Instructive Dialogue Summarization with Query Aggregations
Bin Wang, Zhengyuan Liu, Nancy F. Chen
TL;DR
The paper tackles the problem of tailoring dialogue summaries to user interests, which traditional methods overlook. It introduces InstructDS, an instruction-tuning framework for dialogues, and a three-step pipeline to synthesize query-dialogue-summary triples (QDS) by generating candidate queries, filtering for quality and diversity, and producing query-based summaries; this is trained across three dialogue datasets to form a unified model. Empirically, InstructDS achieves state-of-the-art results on SAMSum and strong performance on DialogSum and TODSum, while transferring effectively to the DREAM reading-comprehension task, with human evaluations indicating competitive fluency, informativeness, and conciseness, and strong faithfulness. The approach demonstrates how synthesized QDS data and length-aware instruction tuning can yield flexible, faithful, and concise summaries that adapt to user queries and potentially scale to long dialogues and privacy-aware settings in the future.
Abstract
Conventional dialogue summarization methods directly generate summaries and do not consider user's specific interests.
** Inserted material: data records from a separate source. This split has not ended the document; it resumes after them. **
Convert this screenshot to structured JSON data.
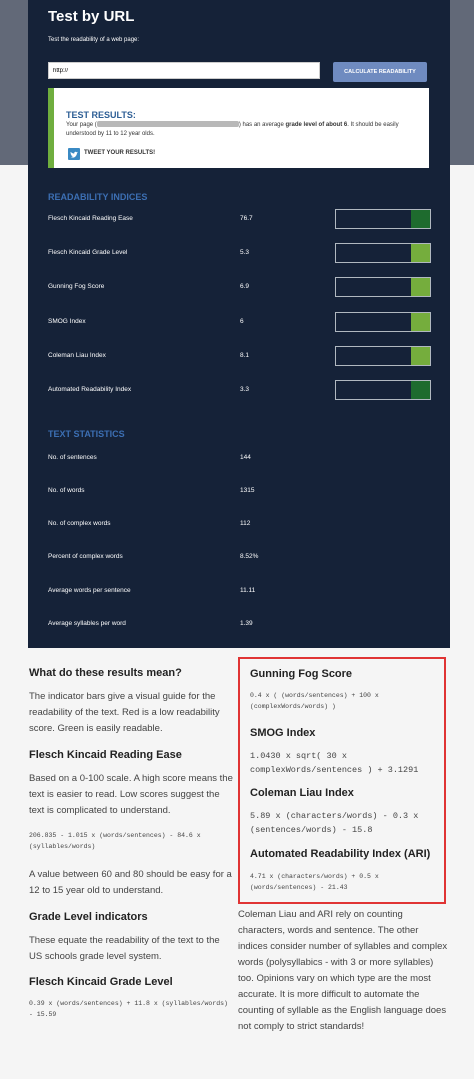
{
  "header": {
    "title": "Test by URL",
    "subtitle": "Test the readability of a web page:"
  },
  "url_input": {
    "value": "http://"
  },
  "calc_button": "CALCULATE READABILITY",
  "results": {
    "title": "TEST RESULTS:",
    "text_prefix": "Your page (",
    "text_mid": ") has an average ",
    "text_bold": "grade level of about 6",
    "text_suffix": ". It should be easily understood by 11 to 12 year olds.",
    "tweet": "TWEET YOUR RESULTS!"
  },
  "indices": {
    "heading": "READABILITY INDICES",
    "rows": [
      {
        "label": "Flesch Kincaid Reading Ease",
        "value": "76.7",
        "fill": 0.2,
        "color": "#1e6b2e"
      },
      {
        "label": "Flesch Kincaid Grade Level",
        "value": "5.3",
        "fill": 0.2,
        "color": "#75ad3d"
      },
      {
        "label": "Gunning Fog Score",
        "value": "6.9",
        "fill": 0.2,
        "color": "#75ad3d"
      },
      {
        "label": "SMOG Index",
        "value": "6",
        "fill": 0.2,
        "color": "#75ad3d"
      },
      {
        "label": "Coleman Liau Index",
        "value": "8.1",
        "fill": 0.2,
        "color": "#75ad3d"
      },
      {
        "label": "Automated Readability Index",
        "value": "3.3",
        "fill": 0.2,
        "color": "#1e6b2e"
      }
    ]
  },
  "stats": {
    "heading": "TEXT STATISTICS",
    "rows": [
      {
        "label": "No. of sentences",
        "value": "144"
      },
      {
        "label": "No. of words",
        "value": "1315"
      },
      {
        "label": "No. of complex words",
        "value": "112"
      },
      {
        "label": "Percent of complex words",
        "value": "8.52%"
      },
      {
        "label": "Average words per sentence",
        "value": "11.11"
      },
      {
        "label": "Average syllables per word",
        "value": "1.39"
      }
    ]
  },
  "left": {
    "h1": "What do these results mean?",
    "p1": "The indicator bars give a visual guide for the readability of the text. Red is a low readability score. Green is easily readable.",
    "h2": "Flesch Kincaid Reading Ease",
    "p2": "Based on a 0-100 scale. A high score means the text is easier to read. Low scores suggest the text is complicated to understand.",
    "f2": "206.835 - 1.015 x (words/sentences) - 84.6 x (syllables/words)",
    "p3": "A value between 60 and 80 should be easy for a 12 to 15 year old to understand.",
    "h3": "Grade Level indicators",
    "p4": "These equate the readability of the text to the US schools grade level system.",
    "h4": "Flesch Kincaid Grade Level",
    "f4": "0.39 x (words/sentences) + 11.8 x (syllables/words) - 15.59"
  },
  "right": {
    "h1": "Gunning Fog Score",
    "f1": "0.4 x ( (words/sentences) + 100 x (complexWords/words) )",
    "h2": "SMOG Index",
    "f2": "1.0430 x sqrt( 30 x complexWords/sentences ) + 3.1291",
    "h3": "Coleman Liau Index",
    "f3": "5.89 x (characters/words) - 0.3 x (sentences/words) - 15.8",
    "h4": "Automated Readability Index (ARI)",
    "f4": "4.71 x (characters/words) + 0.5 x (words/sentences) - 21.43",
    "p1": "Coleman Liau and ARI rely on counting characters, words and sentence. The other indices consider number of syllables and complex words (polysyllabics - with 3 or more syllables) too. Opinions vary on which type are the most accurate. It is more difficult to automate the counting of syllable as the English language does not comply to strict standards!"
  }
}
This poses challenges in cases where the users are more focused on particular topics or aspects. With the advancement of instruction-finetuned language models, we introduce instruction-tuning to dialogues to expand the capability set of dialogue summarization models. To overcome the scarcity of instructive dialogue summarization data, we propose a three-step approach to synthesize high-quality query-based summarization triples. This process involves summary-anchored query generation, query filtering, and query-based summary generation. By training a unified model called InstructDS (Instructive Dialogue Summarization) on three summarization datasets with multi-purpose instructive triples, we expand the capability of dialogue summarization models. We evaluate our method on four datasets, including dialogue summarization and dialogue reading comprehension. Experimental results show that our approach outperforms the state-of-the-art models and even models with larger sizes. Additionally, our model exhibits higher generalizability and faithfulness, as confirmed by human subjective evaluations.